Not sure how this slipped past us when we installed the Splunk App for Windows Infrastructure, but we've got a sourcetype called ActiveDirectory
that is going to our main index that I need to move elsewhere. I believe it's in main due to default settings, but I'm not finding the stanza where the sourcetype ActiveDirectory
is being set or what's driving the collection of this data so it's unclear where I should add the index stanza.
We currently have:
Index windows
that contains sourcetype DhcpSrvLog that comes from a custom DHCP app that copies stanzas from Splunk_TA_windows
Index wineventlog
that contains sourcetypes (coming from Splunk_TA_windows/default/inputs.conf):
WinEventLog:Application
WinEventLog:Security
WinEventLog:System
(and coming from TA-DomainController-201R2/default/inputs.conf)
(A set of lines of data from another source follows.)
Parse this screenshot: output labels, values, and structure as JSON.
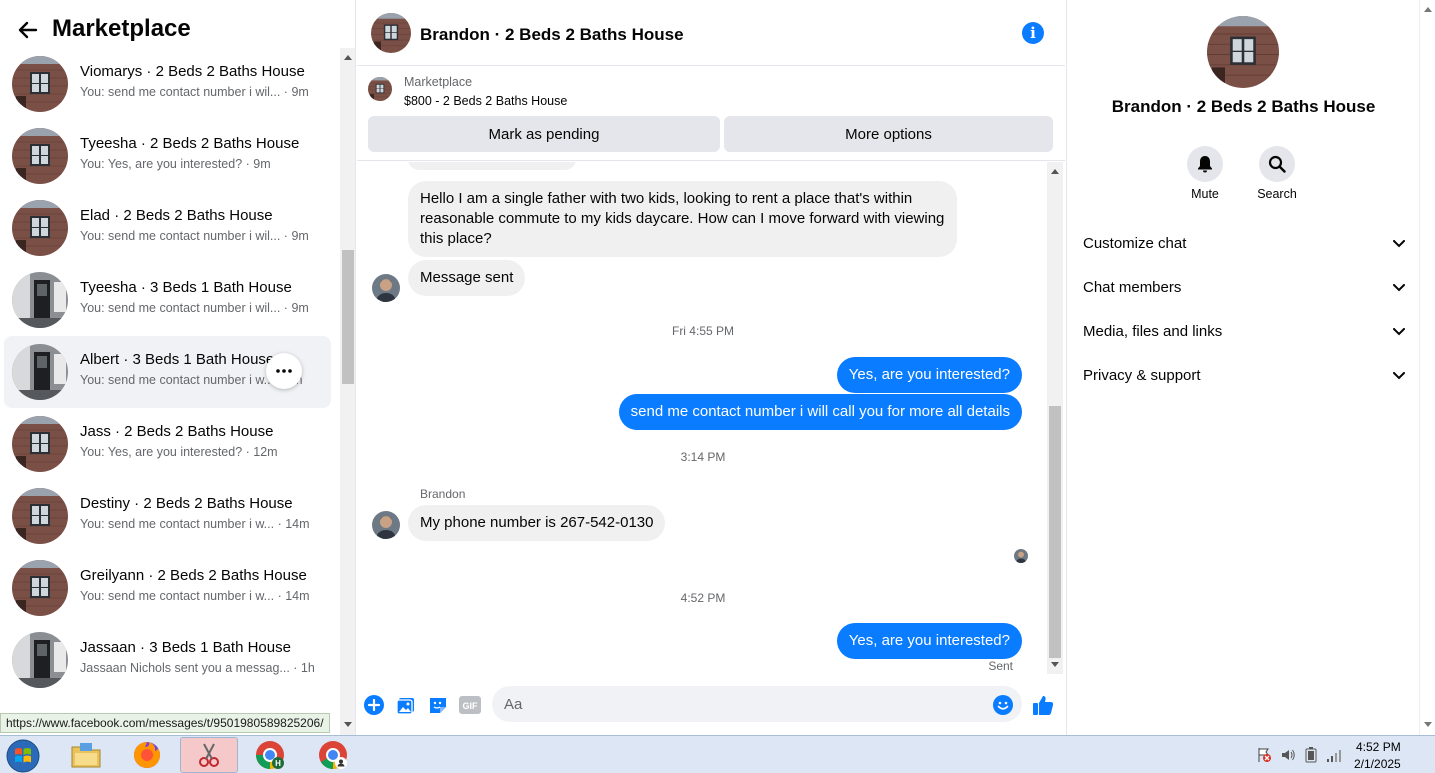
{
  "left": {
    "title": "Marketplace",
    "conversations": [
      {
        "name": "Viomarys · 2 Beds 2 Baths House",
        "snippet": "You: send me contact number i wil... · 9m",
        "thumb": "brick"
      },
      {
        "name": "Tyeesha · 2 Beds 2 Baths House",
        "snippet": "You: Yes, are you interested? · 9m",
        "thumb": "brick"
      },
      {
        "name": "Elad · 2 Beds 2 Baths House",
        "snippet": "You: send me contact number i wil... · 9m",
        "thumb": "brick"
      },
      {
        "name": "Tyeesha · 3 Beds 1 Bath House",
        "snippet": "You: send me contact number i wil... · 9m",
        "thumb": "gray"
      },
      {
        "name": "Albert · 3 Beds 1 Bath House",
        "snippet": "You: send me contact number i w... · 9m",
        "thumb": "gray"
      },
      {
        "name": "Jass · 2 Beds 2 Baths House",
        "snippet": "You: Yes, are you interested? · 12m",
        "thumb": "brick"
      },
      {
        "name": "Destiny · 2 Beds 2 Baths House",
        "snippet": "You: send me contact number i w... · 14m",
        "thumb": "brick"
      },
      {
        "name": "Greilyann · 2 Beds 2 Baths House",
        "snippet": "You: send me contact number i w... · 14m",
        "thumb": "brick"
      },
      {
        "name": "Jassaan · 3 Beds 1 Bath House",
        "snippet": "Jassaan Nichols sent you a messag... · 1h",
        "thumb": "gray"
      }
    ],
    "active_index": 4,
    "status_url": "https://www.facebook.com/messages/t/9501980589825206/"
  },
  "chat": {
    "title": "Brandon · 2 Beds 2 Baths House",
    "listing": {
      "label": "Marketplace",
      "price_title": "$800 - 2 Beds 2 Baths House",
      "mark_pending": "Mark as pending",
      "more_options": "More options"
    },
    "messages": {
      "m1": "Hello I am a single father with two kids, looking to rent a place that's within reasonable commute to my kids daycare. How can I move forward with viewing this place?",
      "m2": "Message sent",
      "ts1": "Fri 4:55 PM",
      "m3": "Yes, are you interested?",
      "m4": "send me contact number i will call you for more all details",
      "ts2": "3:14 PM",
      "sender": "Brandon",
      "m5": "My phone number is 267-542-0130",
      "ts3": "4:52 PM",
      "m6": "Yes, are you interested?",
      "sent_status": "Sent"
    },
    "composer": {
      "placeholder": "Aa"
    }
  },
  "right": {
    "title": "Brandon · 2 Beds 2 Baths House",
    "mute": "Mute",
    "search": "Search",
    "sections": [
      "Customize chat",
      "Chat members",
      "Media, files and links",
      "Privacy & support"
    ]
  },
  "taskbar": {
    "time": "4:52 PM",
    "date": "2/1/2025"
  },
  "colors": {
    "accent": "#0a7cff",
    "bubble_in": "#f0f0f0",
    "bubble_out": "#0a7cff"
  }
}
WinEventLog:DFS-Replication
WinEventLog:Directory-Service
Then also the index msad
that contains the sourcetypes also coming from TA-DomainController-201R2/default/inputs.conf:
MSAD:NT6:Health
MSAD:NT6:Netlogon
MSAD:NT6:SiteInfo
Powershell:ScriptExecutionErrorRecord
Powershell:ScriptExecutionSummary
We also have perfmon
index, but we've disabled all perfmon functions at the request of our DC admins due to performance hits.
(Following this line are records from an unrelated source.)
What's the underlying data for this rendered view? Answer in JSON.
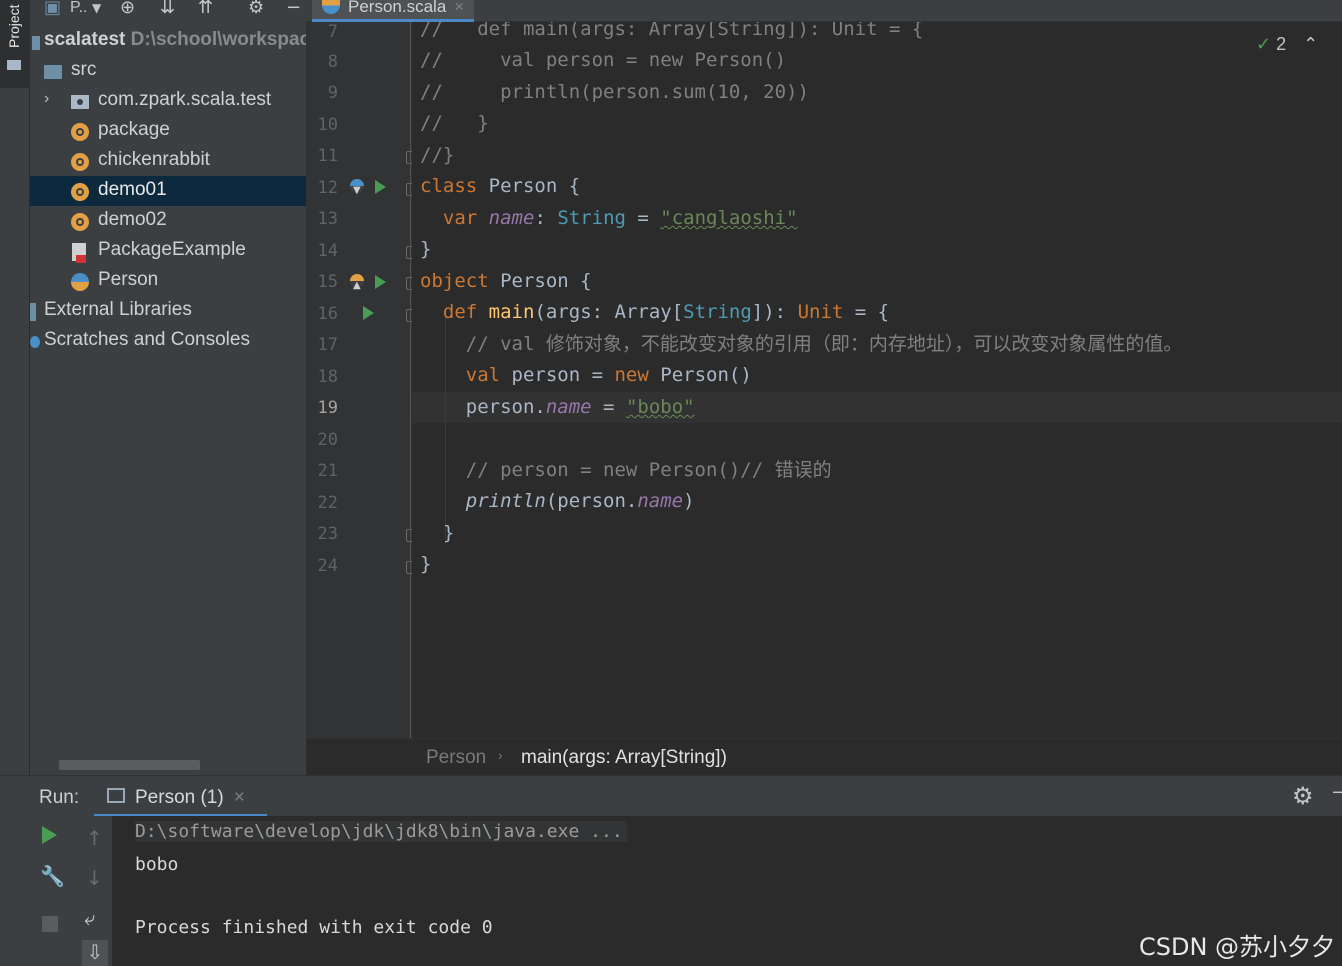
{
  "tool_window": {
    "vertical_tab": "Project"
  },
  "project_panel": {
    "toolbar_title": "P..",
    "tree": [
      {
        "label": "scalatest",
        "extra": "D:\\school\\workspace",
        "icon": "module-icon"
      },
      {
        "label": "src",
        "icon": "folder-icon"
      },
      {
        "label": "com.zpark.scala.test",
        "icon": "package-icon"
      },
      {
        "label": "package",
        "icon": "package-object-icon"
      },
      {
        "label": "chickenrabbit",
        "icon": "scala-object-icon"
      },
      {
        "label": "demo01",
        "icon": "scala-object-icon",
        "selected": true
      },
      {
        "label": "demo02",
        "icon": "scala-object-icon"
      },
      {
        "label": "PackageExample",
        "icon": "scala-file-icon"
      },
      {
        "label": "Person",
        "icon": "scala-class-object-icon"
      },
      {
        "label": "External Libraries",
        "icon": "library-icon"
      },
      {
        "label": "Scratches and Consoles",
        "icon": "scratch-icon"
      }
    ]
  },
  "editor": {
    "tab": {
      "label": "Person.scala",
      "close": "×"
    },
    "inspection": {
      "count": "2"
    },
    "line_numbers": [
      "7",
      "8",
      "9",
      "10",
      "11",
      "12",
      "13",
      "14",
      "15",
      "16",
      "17",
      "18",
      "19",
      "20",
      "21",
      "22",
      "23",
      "24"
    ],
    "current_line": "19",
    "code": {
      "l7": {
        "c": "//   def main(args: Array[String]): Unit = {"
      },
      "l8": {
        "c": "//     val person = new Person()"
      },
      "l9": {
        "c": "//     println(person.sum(10, 20))"
      },
      "l10": {
        "c": "//   }"
      },
      "l11": {
        "c": "//}"
      },
      "l12": {
        "kw": "class",
        "name": " Person {"
      },
      "l13": {
        "indent": "  ",
        "kw": "var",
        "sp": " ",
        "field": "name",
        "colon": ": ",
        "type": "String",
        "eq": " = ",
        "str": "\"canglaoshi\""
      },
      "l14": {
        "c": "}"
      },
      "l15": {
        "kw": "object",
        "name": " Person {"
      },
      "l16": {
        "indent": "  ",
        "kw": "def",
        "sp": " ",
        "fn": "main",
        "p1": "(args: Array[",
        "type": "String",
        "p2": "]): ",
        "unit": "Unit",
        "p3": " = {"
      },
      "l17": {
        "c": "    // val 修饰对象，不能改变对象的引用（即：内存地址），可以改变对象属性的值。"
      },
      "l18": {
        "indent": "    ",
        "kw1": "val",
        "mid": " person = ",
        "kw2": "new",
        "rest": " Person()"
      },
      "l19": {
        "indent": "    ",
        "obj": "person.",
        "field": "name",
        "eq": " = ",
        "str": "\"bobo\""
      },
      "l21": {
        "c": "    // person = new Person()// 错误的"
      },
      "l22": {
        "indent": "    ",
        "fn": "println",
        "open": "(person.",
        "field": "name",
        "close": ")"
      },
      "l23": {
        "c": "  }"
      },
      "l24": {
        "c": "}"
      }
    },
    "breadcrumb": [
      "Person",
      "main(args: Array[String])"
    ]
  },
  "run_panel": {
    "label": "Run:",
    "tab_label": "Person (1)",
    "tab_close": "×",
    "console": [
      "D:\\software\\develop\\jdk\\jdk8\\bin\\java.exe ...",
      "bobo",
      "",
      "Process finished with exit code 0"
    ]
  },
  "watermark": "CSDN @苏小夕夕",
  "colors": {
    "keyword": "#cc7832",
    "comment": "#808080",
    "string": "#6a8759",
    "field": "#9876aa",
    "function": "#ffc66d",
    "accent": "#4a88c7",
    "run_green": "#499c54"
  }
}
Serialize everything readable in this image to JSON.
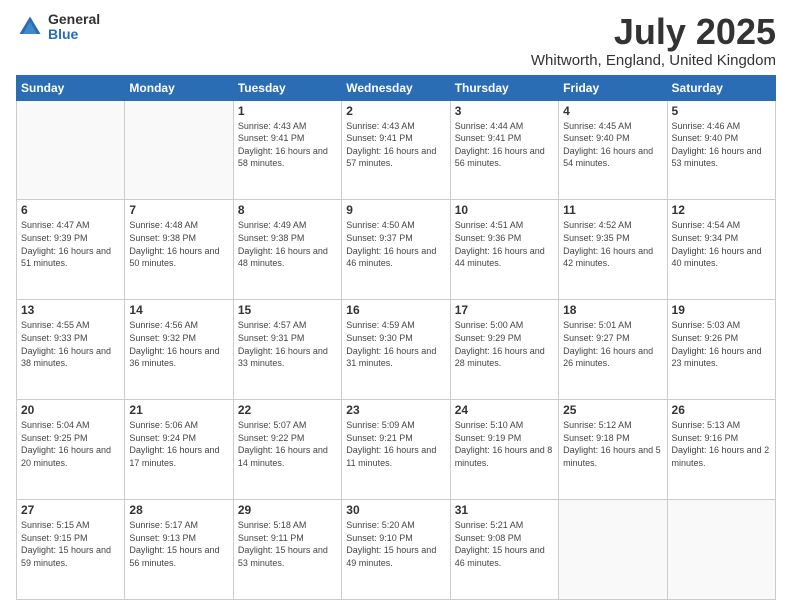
{
  "logo": {
    "general": "General",
    "blue": "Blue"
  },
  "title": "July 2025",
  "subtitle": "Whitworth, England, United Kingdom",
  "headers": [
    "Sunday",
    "Monday",
    "Tuesday",
    "Wednesday",
    "Thursday",
    "Friday",
    "Saturday"
  ],
  "weeks": [
    [
      {
        "day": "",
        "sunrise": "",
        "sunset": "",
        "daylight": ""
      },
      {
        "day": "",
        "sunrise": "",
        "sunset": "",
        "daylight": ""
      },
      {
        "day": "1",
        "sunrise": "Sunrise: 4:43 AM",
        "sunset": "Sunset: 9:41 PM",
        "daylight": "Daylight: 16 hours and 58 minutes."
      },
      {
        "day": "2",
        "sunrise": "Sunrise: 4:43 AM",
        "sunset": "Sunset: 9:41 PM",
        "daylight": "Daylight: 16 hours and 57 minutes."
      },
      {
        "day": "3",
        "sunrise": "Sunrise: 4:44 AM",
        "sunset": "Sunset: 9:41 PM",
        "daylight": "Daylight: 16 hours and 56 minutes."
      },
      {
        "day": "4",
        "sunrise": "Sunrise: 4:45 AM",
        "sunset": "Sunset: 9:40 PM",
        "daylight": "Daylight: 16 hours and 54 minutes."
      },
      {
        "day": "5",
        "sunrise": "Sunrise: 4:46 AM",
        "sunset": "Sunset: 9:40 PM",
        "daylight": "Daylight: 16 hours and 53 minutes."
      }
    ],
    [
      {
        "day": "6",
        "sunrise": "Sunrise: 4:47 AM",
        "sunset": "Sunset: 9:39 PM",
        "daylight": "Daylight: 16 hours and 51 minutes."
      },
      {
        "day": "7",
        "sunrise": "Sunrise: 4:48 AM",
        "sunset": "Sunset: 9:38 PM",
        "daylight": "Daylight: 16 hours and 50 minutes."
      },
      {
        "day": "8",
        "sunrise": "Sunrise: 4:49 AM",
        "sunset": "Sunset: 9:38 PM",
        "daylight": "Daylight: 16 hours and 48 minutes."
      },
      {
        "day": "9",
        "sunrise": "Sunrise: 4:50 AM",
        "sunset": "Sunset: 9:37 PM",
        "daylight": "Daylight: 16 hours and 46 minutes."
      },
      {
        "day": "10",
        "sunrise": "Sunrise: 4:51 AM",
        "sunset": "Sunset: 9:36 PM",
        "daylight": "Daylight: 16 hours and 44 minutes."
      },
      {
        "day": "11",
        "sunrise": "Sunrise: 4:52 AM",
        "sunset": "Sunset: 9:35 PM",
        "daylight": "Daylight: 16 hours and 42 minutes."
      },
      {
        "day": "12",
        "sunrise": "Sunrise: 4:54 AM",
        "sunset": "Sunset: 9:34 PM",
        "daylight": "Daylight: 16 hours and 40 minutes."
      }
    ],
    [
      {
        "day": "13",
        "sunrise": "Sunrise: 4:55 AM",
        "sunset": "Sunset: 9:33 PM",
        "daylight": "Daylight: 16 hours and 38 minutes."
      },
      {
        "day": "14",
        "sunrise": "Sunrise: 4:56 AM",
        "sunset": "Sunset: 9:32 PM",
        "daylight": "Daylight: 16 hours and 36 minutes."
      },
      {
        "day": "15",
        "sunrise": "Sunrise: 4:57 AM",
        "sunset": "Sunset: 9:31 PM",
        "daylight": "Daylight: 16 hours and 33 minutes."
      },
      {
        "day": "16",
        "sunrise": "Sunrise: 4:59 AM",
        "sunset": "Sunset: 9:30 PM",
        "daylight": "Daylight: 16 hours and 31 minutes."
      },
      {
        "day": "17",
        "sunrise": "Sunrise: 5:00 AM",
        "sunset": "Sunset: 9:29 PM",
        "daylight": "Daylight: 16 hours and 28 minutes."
      },
      {
        "day": "18",
        "sunrise": "Sunrise: 5:01 AM",
        "sunset": "Sunset: 9:27 PM",
        "daylight": "Daylight: 16 hours and 26 minutes."
      },
      {
        "day": "19",
        "sunrise": "Sunrise: 5:03 AM",
        "sunset": "Sunset: 9:26 PM",
        "daylight": "Daylight: 16 hours and 23 minutes."
      }
    ],
    [
      {
        "day": "20",
        "sunrise": "Sunrise: 5:04 AM",
        "sunset": "Sunset: 9:25 PM",
        "daylight": "Daylight: 16 hours and 20 minutes."
      },
      {
        "day": "21",
        "sunrise": "Sunrise: 5:06 AM",
        "sunset": "Sunset: 9:24 PM",
        "daylight": "Daylight: 16 hours and 17 minutes."
      },
      {
        "day": "22",
        "sunrise": "Sunrise: 5:07 AM",
        "sunset": "Sunset: 9:22 PM",
        "daylight": "Daylight: 16 hours and 14 minutes."
      },
      {
        "day": "23",
        "sunrise": "Sunrise: 5:09 AM",
        "sunset": "Sunset: 9:21 PM",
        "daylight": "Daylight: 16 hours and 11 minutes."
      },
      {
        "day": "24",
        "sunrise": "Sunrise: 5:10 AM",
        "sunset": "Sunset: 9:19 PM",
        "daylight": "Daylight: 16 hours and 8 minutes."
      },
      {
        "day": "25",
        "sunrise": "Sunrise: 5:12 AM",
        "sunset": "Sunset: 9:18 PM",
        "daylight": "Daylight: 16 hours and 5 minutes."
      },
      {
        "day": "26",
        "sunrise": "Sunrise: 5:13 AM",
        "sunset": "Sunset: 9:16 PM",
        "daylight": "Daylight: 16 hours and 2 minutes."
      }
    ],
    [
      {
        "day": "27",
        "sunrise": "Sunrise: 5:15 AM",
        "sunset": "Sunset: 9:15 PM",
        "daylight": "Daylight: 15 hours and 59 minutes."
      },
      {
        "day": "28",
        "sunrise": "Sunrise: 5:17 AM",
        "sunset": "Sunset: 9:13 PM",
        "daylight": "Daylight: 15 hours and 56 minutes."
      },
      {
        "day": "29",
        "sunrise": "Sunrise: 5:18 AM",
        "sunset": "Sunset: 9:11 PM",
        "daylight": "Daylight: 15 hours and 53 minutes."
      },
      {
        "day": "30",
        "sunrise": "Sunrise: 5:20 AM",
        "sunset": "Sunset: 9:10 PM",
        "daylight": "Daylight: 15 hours and 49 minutes."
      },
      {
        "day": "31",
        "sunrise": "Sunrise: 5:21 AM",
        "sunset": "Sunset: 9:08 PM",
        "daylight": "Daylight: 15 hours and 46 minutes."
      },
      {
        "day": "",
        "sunrise": "",
        "sunset": "",
        "daylight": ""
      },
      {
        "day": "",
        "sunrise": "",
        "sunset": "",
        "daylight": ""
      }
    ]
  ]
}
Our PDC does also has the app TA-DomainController-2012R2 that contains the local/inputs.conf stanza:
[admon://ADMonitoring]
targetDC = <hostname>
baseline=false
disabled = false
I'd tend to think this is where the index for the ActiveDirectory sourcetype would be set, but I'm not finding any documentation to support that idea.
I need to know
1) If it would be best practice to include this sourcetype in one of the existing indexes or if keeping it in its own index would be preferred.
2) Is the is the admon://ADMonitoring
stanza the correct place to designate the index for this data, or am I confused about what that stanza does?
Thank you!
Per Splunk TA for Active Directory:
https://splunkbase.splunk.com/app/3207/
indexes.conf has msad
and inputs for [admon] are as follows:
[admon://NearestDC]
monitorSubtree = 1
interval=3600
disabled=false
index=msad
cheers
Hi. Did you find an answer for what to do with your ActiveDirectory logs? I'm facing the same issue here.
the [admon] stanza comes with no index specification. you can place it in any index you would like by indicating one. I have seen many organizations point it to index = msad
hope it helps
Thank you for you answer. I was actually wondering if there's a TA for the ActiveDirectory logs that can map them to CIM. If that's even possible at all?
there is:
https://splunkbase.splunk.com/app/3207/
inputs.conf has admon as follow:
[admon://NearestDC]
monitorSubtree = 1
interval=3600
disabled=false
index=msad
Maybe I'm missing something here, but I can't see that this app has a tags.conf, which I understand is needed to map logs to CIM. My events looks like the samples presented by Splunk in the documentation.
if it's not being set within the inputs.conf, then check the transforms.conf / props.conf and see if it's using a REGEX or something to define / transform the data before indexing. NIX app does that with syslog data.
Thanks for the suggestion. I've gone through all the conf files, both default and local, for all apps that are installed on the DC the ActiveDirectory sourcetype is coming from... no where is there anything indicating sourcetype=ActiveDirectory.
As stated originally, the closest thing I can find is the admon://ADMonitoring stanza
am also facing similar issue, so far didn't find any solution for this. Could any one fixed please help me on the same.